10.11. EFFECT OF AMENDMENT. No amendment, modification or repeal of this Article
or any provision hereof shall in any manner terminate, reduce or impair the
right of any past, present or future Indemnitees to be indemnified by the
Company, nor the obligation of the Company to indemnify any such Indemnitees,
under and in accordance with the provisions of the Article as in effect
immediately prior to such amendment, modification or repeal with respect to
claims arising from or relating to matters occurring, in whole or in part, prior
to such amendment, modification or repeal, regardless of when such claims may
arise or be asserted.

                                   ARTICLE 11.
                                 TAKEOVER OFFERS

     In the event the Company receives a takeover offer, the Board of Directors
shall consider all relevant factors in evaluating such offer, including, but not
limited to, the terms of the offer, and the potential economic and social impact
of such offer on the Company's stockholders, employees, customers, creditors and
community in which it operates.

                                   ARTICLE 12.
                                     NOTICES

12.1. GENERAL. Whenever these Bylaws require notice to any Stockholder,
director, officer or agent, such notice does not mean personal notice. A person
may give effective notice under these Bylaws in every case by depositing a
writing in a post office or letter box in a postpaid, sealed wrapper, or by
dispatching a prepaid telegram addressed to such Stockholder, director, officer
or agent at his / hers address on the books of the Company. Unless these Bylaws
expressly provide to the contrary, the time when the person sends notice shall
constitute the time of the giving of notice.

12.2. WAIVER OF NOTICE. Whenever the law or these Bylaws require notice, the
person entitled to said notice may waive such notice in writing, either before
or after the time stated therein.

                                   ARTICLE 13.
                                  MISCELLANEOUS

13.1. FACSIMILE SIGNATURES. In addition to the use of facsimile signatures which
these Bylaws specifically authorize, the Company may use such facsimile
signatures of any officer or officers, agents or agent, of the Company as the
Board or a committee of the Board may authorize.

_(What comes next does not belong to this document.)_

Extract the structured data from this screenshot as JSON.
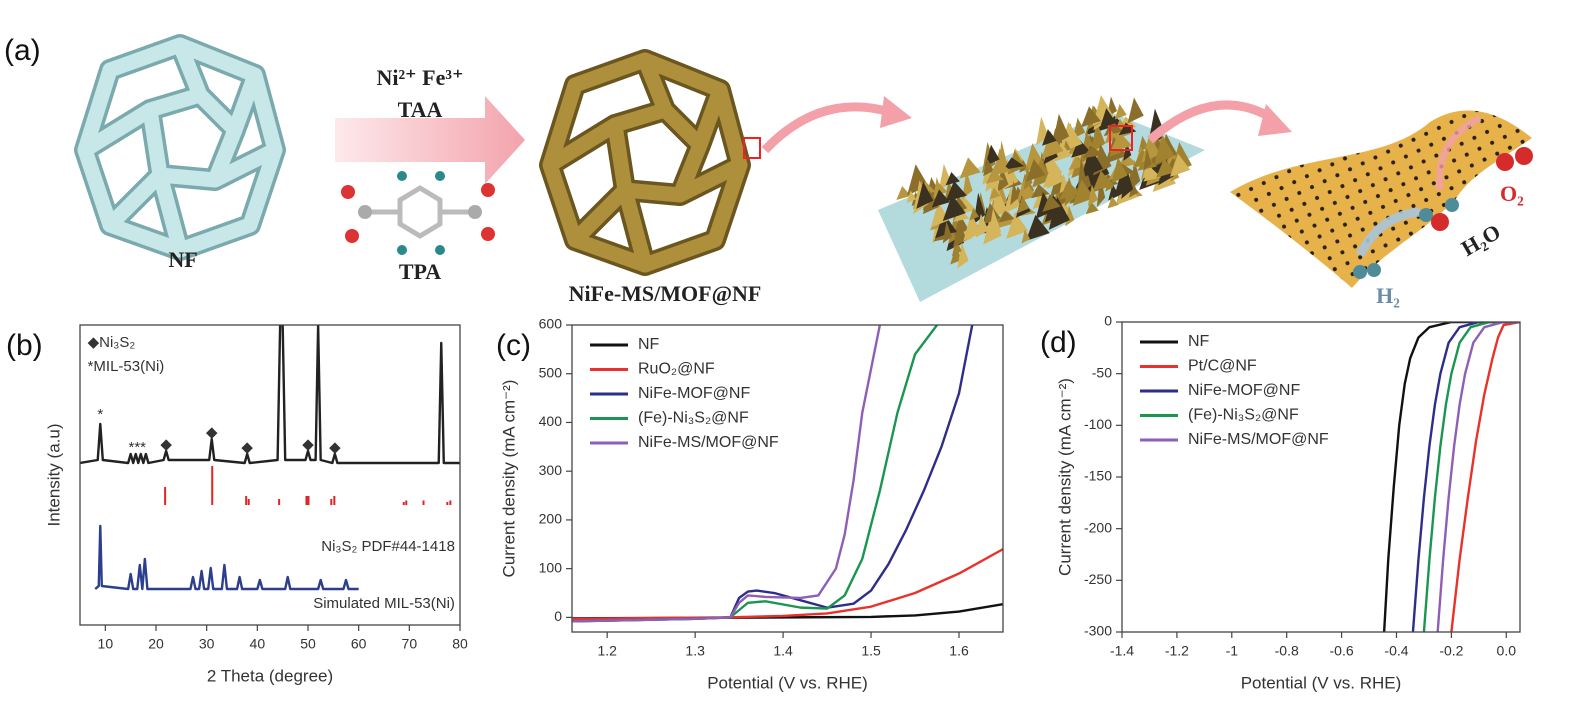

13.2. CORPORATE SEAL. The Board may provide for a suitable seal containing the
name of the Company, of which the Secretary shall be in charge. The Treasurer,
any Assistant Secretary, or any Assistant Treasurer may keep and use the seal or
duplicates of the seal if and when the Board or a committee of the Board so
directs.

13.3. FISCAL YEAR. The Board shall have the authority to fix and change the
fiscal year of the Company.

                                   ARTICLE 14.
                                   AMENDMENTS

Subject to the provisions of the Articles of Incorporation, the Stockholders or
the Board may amend or repeal these Bylaws at any meeting.